Экзамен все-таки выдержал. Теперь стремлюсь образовываться сам: например, арифметику и геометрию разобрал, умею решать задачи. Я, бывало, и в окопах, когда научился писать, лежу и пишу, лежу и пишу. А теперь начал писать большой роман, у меня он дома, и написано уже много…»

Особенно обижался Чапаев, когда его называли анархистом.

Он давно понял вред анархизма и стал коммунистом.

«Я признаю, что надо считаться с центром, и считаюсь с ним, но если мне дают какое-нибудь скверное и неправильное приказание, слепо я его исполнять не буду Ему там, какому-нибудь генералу, легко разговаривать на бумаге, а когда я сам иду в первой цепи и когда мне первому грозит пуля — на рожон я не пойду, а выберу как раз такое место и время, чтобы врага расколотить, а самому выйти сухому из воды…»

Во время остановок на ночлег или чай (Чапаев спиртного не пил, не курил, ненавидел игру в карты) пели любимые чапаевские песни.

«У всех у них, чапаевцев, — записывал Фурманов, — я не наблюдаю ни жадности, ни алчности — простые и просторные души».

После сломихинского боя Фрунзе вызвал Чапаева и Фурманова к себе, в Самару. Предстоял разговор о новом назначении.

Михаил Васильевич обрадовался встрече со старым другом, но принял Фурманова и Чапаева одинаково сердечно. Рассказал о том, что Колчак предпринял новое наступление по всему фронту. Собирается овладеть всей Средней Волгой, захватил уже Уфу и угрожает Самаре. Есть опасение, что мы можем потерять Самару, потерять все Поволжье.

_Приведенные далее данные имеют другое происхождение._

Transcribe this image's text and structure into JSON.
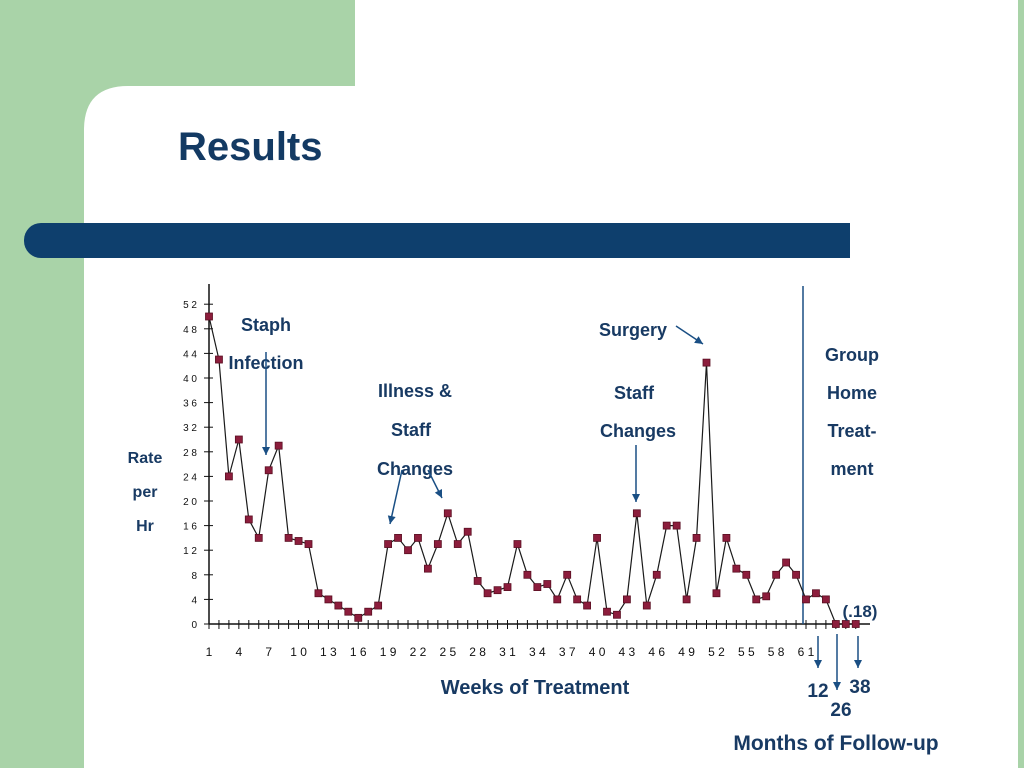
{
  "slide": {
    "title": "Results",
    "colors": {
      "title": "#133a63",
      "bar": "#0e3f6d",
      "bg_green": "#a9d3a8",
      "bg_white": "#ffffff"
    }
  },
  "chart_data": {
    "type": "line",
    "ylabel": [
      "Rate",
      "per",
      "Hr"
    ],
    "xlabel": "Weeks of Treatment",
    "followup_label": "Months of Follow-up",
    "ylim": [
      0,
      52
    ],
    "yticks": [
      "0",
      "4",
      "8",
      "12",
      "16",
      "20",
      "24",
      "28",
      "32",
      "36",
      "40",
      "44",
      "48",
      "52"
    ],
    "xtick_labels": [
      "1",
      "4",
      "7",
      "10",
      "13",
      "16",
      "19",
      "22",
      "25",
      "28",
      "31",
      "34",
      "37",
      "40",
      "43",
      "46",
      "49",
      "52",
      "55",
      "58",
      "61"
    ],
    "x": [
      1,
      2,
      3,
      4,
      5,
      6,
      7,
      8,
      9,
      10,
      11,
      12,
      13,
      14,
      15,
      16,
      17,
      18,
      19,
      20,
      21,
      22,
      23,
      24,
      25,
      26,
      27,
      28,
      29,
      30,
      31,
      32,
      33,
      34,
      35,
      36,
      37,
      38,
      39,
      40,
      41,
      42,
      43,
      44,
      45,
      46,
      47,
      48,
      49,
      50,
      51,
      52,
      53,
      54,
      55,
      56,
      57,
      58,
      59,
      60,
      61
    ],
    "values": [
      50,
      43,
      24,
      30,
      17,
      14,
      25,
      29,
      14,
      13.5,
      13,
      5,
      4,
      3,
      2,
      1,
      2,
      3,
      13,
      14,
      12,
      14,
      9,
      13,
      18,
      13,
      15,
      7,
      5,
      5.5,
      6,
      13,
      8,
      6,
      6.5,
      4,
      8,
      4,
      3,
      14,
      2,
      1.5,
      4,
      18,
      3,
      8,
      16,
      16,
      4,
      14,
      42.5,
      5,
      14,
      9,
      8,
      4,
      4.5,
      8,
      10,
      8,
      4
    ],
    "followup_x": [
      62,
      63,
      64,
      65,
      66
    ],
    "followup_values": [
      5,
      4,
      0,
      0,
      0
    ],
    "followup_months": [
      "12",
      "26",
      "38"
    ],
    "followup_note": "(.18)",
    "annotations": {
      "staph": [
        "Staph",
        "Infection"
      ],
      "illness": [
        "Illness &",
        "Staff",
        "Changes"
      ],
      "surgery": "Surgery",
      "staff": [
        "Staff",
        "Changes"
      ],
      "group": [
        "Group",
        "Home",
        "Treat-",
        "ment"
      ]
    },
    "colors": {
      "line": "#1a1a1a",
      "marker": "#8c1d3c",
      "text": "#183a63",
      "arrow": "#1a4f84",
      "axis": "#111111"
    }
  }
}
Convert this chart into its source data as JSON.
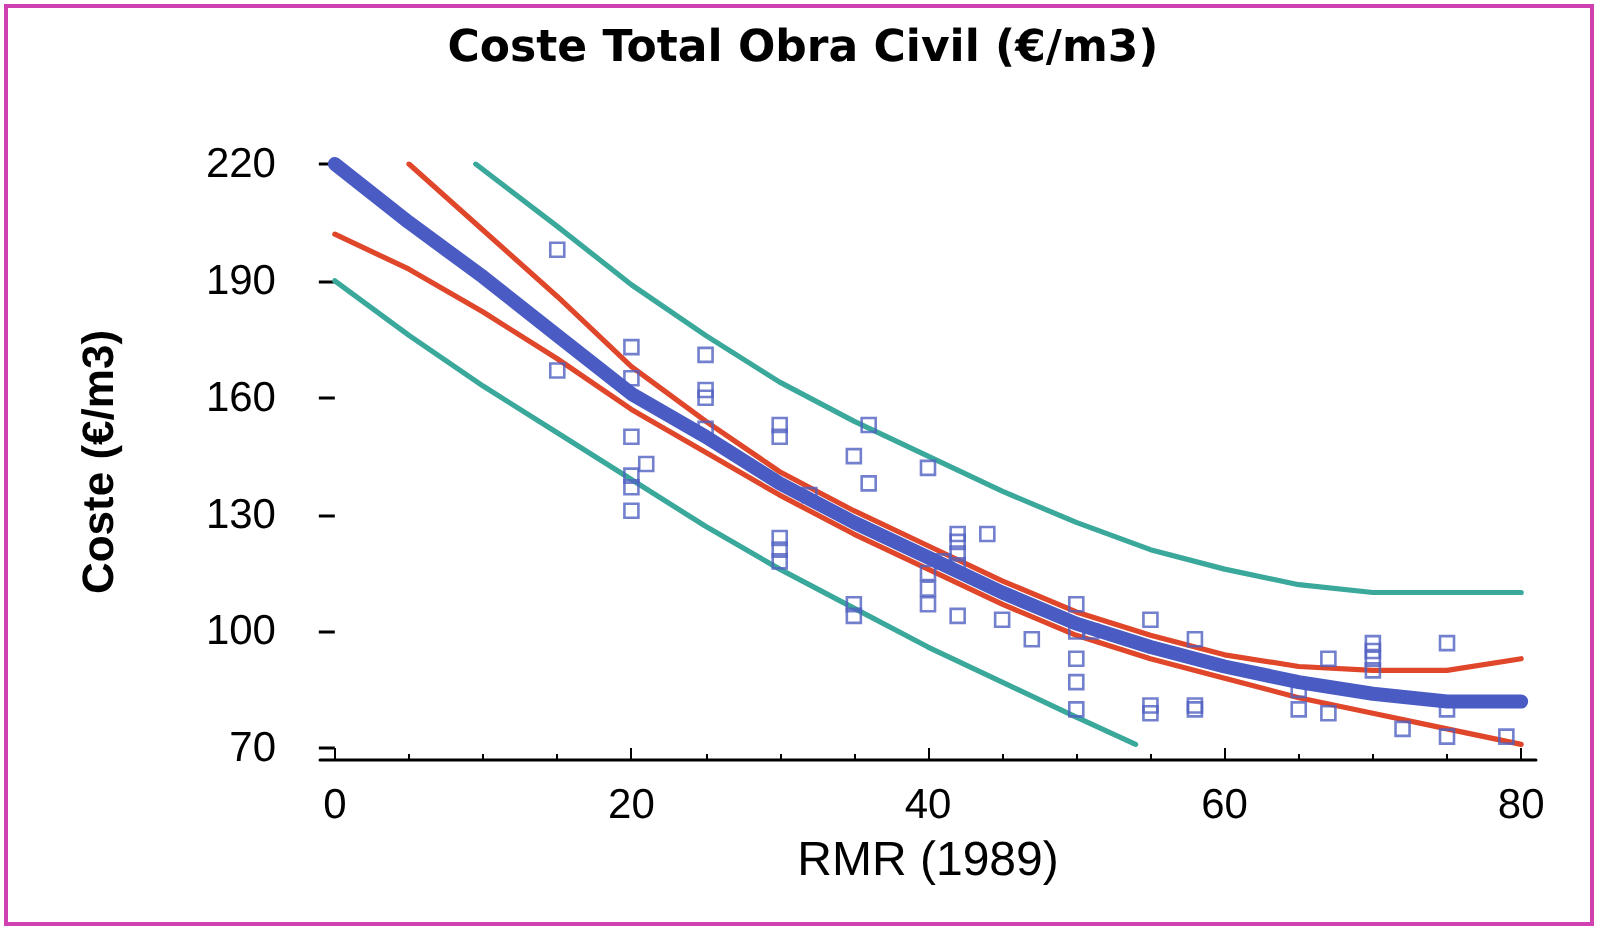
{
  "chart_data": {
    "type": "scatter",
    "title": "Coste Total Obra Civil (€/m3)",
    "xlabel": "RMR (1989)",
    "ylabel": "Coste (€/m3)",
    "xlim": [
      -1,
      81
    ],
    "xticks": [
      0,
      20,
      40,
      60,
      80
    ],
    "ylim": [
      67,
      220
    ],
    "yticks": [
      70,
      100,
      130,
      160,
      190,
      220
    ],
    "grid": false,
    "series": [
      {
        "marker": "square",
        "color": "#5060c0",
        "x": [
          15,
          15,
          20,
          20,
          20,
          20,
          20,
          20,
          21,
          25,
          25,
          25,
          25,
          30,
          30,
          30,
          30,
          30,
          32,
          35,
          35,
          35,
          36,
          36,
          40,
          40,
          40,
          40,
          41,
          42,
          42,
          42,
          42,
          42,
          44,
          45,
          47,
          50,
          50,
          50,
          50,
          50,
          51,
          55,
          55,
          55,
          58,
          58,
          58,
          65,
          65,
          67,
          67,
          70,
          70,
          70,
          70,
          72,
          75,
          75,
          75,
          79
        ],
        "values": [
          198,
          167,
          173,
          165,
          150,
          140,
          137,
          131,
          143,
          171,
          162,
          160,
          152,
          153,
          150,
          124,
          121,
          118,
          135,
          145,
          107,
          104,
          153,
          138,
          142,
          115,
          111,
          107,
          118,
          125,
          123,
          120,
          117,
          104,
          125,
          103,
          98,
          107,
          100,
          93,
          87,
          80,
          100,
          103,
          81,
          79,
          98,
          81,
          80,
          85,
          80,
          93,
          79,
          97,
          95,
          93,
          90,
          75,
          97,
          80,
          73,
          73
        ]
      },
      {
        "type": "line",
        "marker": "none",
        "color": "#4a5cc4",
        "x": [
          0,
          5,
          10,
          15,
          20,
          25,
          30,
          35,
          40,
          45,
          50,
          55,
          60,
          65,
          70,
          75,
          80
        ],
        "values": [
          220,
          205,
          191,
          176,
          161,
          150,
          138,
          128,
          119,
          110,
          102,
          96,
          91,
          87,
          84,
          82,
          82
        ]
      },
      {
        "type": "line",
        "marker": "none",
        "color": "#e0462a",
        "x": [
          5,
          10,
          15,
          20,
          25,
          30,
          35,
          40,
          45,
          50,
          55,
          60,
          65,
          70,
          75,
          80
        ],
        "values": [
          220,
          203,
          186,
          168,
          154,
          141,
          131,
          122,
          113,
          105,
          99,
          94,
          91,
          90,
          90,
          93
        ]
      },
      {
        "type": "line",
        "marker": "none",
        "color": "#e0462a",
        "x": [
          0,
          5,
          10,
          15,
          20,
          25,
          30,
          35,
          40,
          45,
          50,
          55,
          60,
          65,
          70,
          75,
          80
        ],
        "values": [
          202,
          193,
          182,
          170,
          157,
          146,
          135,
          125,
          116,
          107,
          99,
          93,
          88,
          83,
          79,
          75,
          71
        ]
      },
      {
        "type": "line",
        "marker": "none",
        "color": "#3aa89a",
        "x": [
          9.5,
          15,
          20,
          25,
          30,
          35,
          40,
          45,
          50,
          55,
          60,
          65,
          70,
          75,
          80
        ],
        "values": [
          220,
          204,
          189,
          176,
          164,
          154,
          145,
          136,
          128,
          121,
          116,
          112,
          110,
          110,
          110
        ]
      },
      {
        "type": "line",
        "marker": "none",
        "color": "#3aa89a",
        "x": [
          0,
          5,
          10,
          15,
          20,
          25,
          30,
          35,
          40,
          45,
          50,
          54
        ],
        "values": [
          190,
          176,
          163,
          151,
          139,
          127,
          116,
          106,
          96,
          87,
          78,
          71
        ]
      }
    ]
  }
}
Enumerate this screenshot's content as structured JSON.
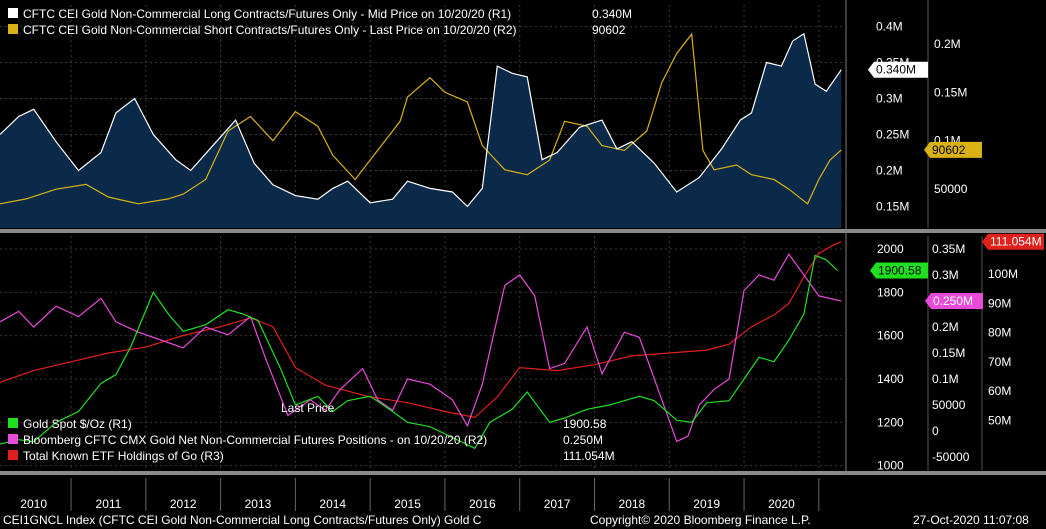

Сюда рвутся и части генерала Деникина, чтобы, соединившись с Колчакам в Саратове, начать совместное наступление на Москву. В связи с этим меняются наши стратегические планы. Предполагали идти на Туркестан, добывать хлопок. Теперь придется сосредоточиваться в районе Самары.

Восточный фронт объявляется главным фронтом.

Ленинский призыв «Все на Колчака!» мобилизует народные силы.

Он, Фрунзе, назначен командующим южной группой войск Восточного фронта. В качестве одной из ударных частей фронта формируется 25-я дивизия.

Командующего вызвали к прямому проводу, и он не успел окончить свой разговор с Чапаевым и Фурмановым.

Пригласил их вечером на чаепитие.

Адъютант Фрунзе Сиротннский задержал Фурманова, шепнул ему о просьбе Фрунзе прийти на пятнадцать минут раньше назначенного времени. Фурманов понял, что командующий хочет поговорить с ним наедине.

Сославшись на какое-то личное дело, он вышел из дому раньше Чапаева. Тот подозрительно досмотрел ему вслед.

Михаил Васильевич обнял своего «крестника». Однако не было времени для сантиментов. С минуты на минуту мог прийти Чапаев.

Фрунзе сказал, что хочет назначить Чапаева начальником 25-й дивизии, в которую в качестве пролетарского ядра войдет и 220-й Ивановский полк. Каково мнение Фурманова? Годится ли Чапаев на такой ответственный пост?

Фурманов ответил без раздумий. Да, годится. Это настоящий герой, народный самородок, готовый драться за Советскую власть до последней капли крови. «Конечно, — добавил Фурманов, — он человек трудный, своевольный, неотесанный, ему еще надо помочь разобраться во многих сложных вопросах борьбы. Его еще надо воспитывать».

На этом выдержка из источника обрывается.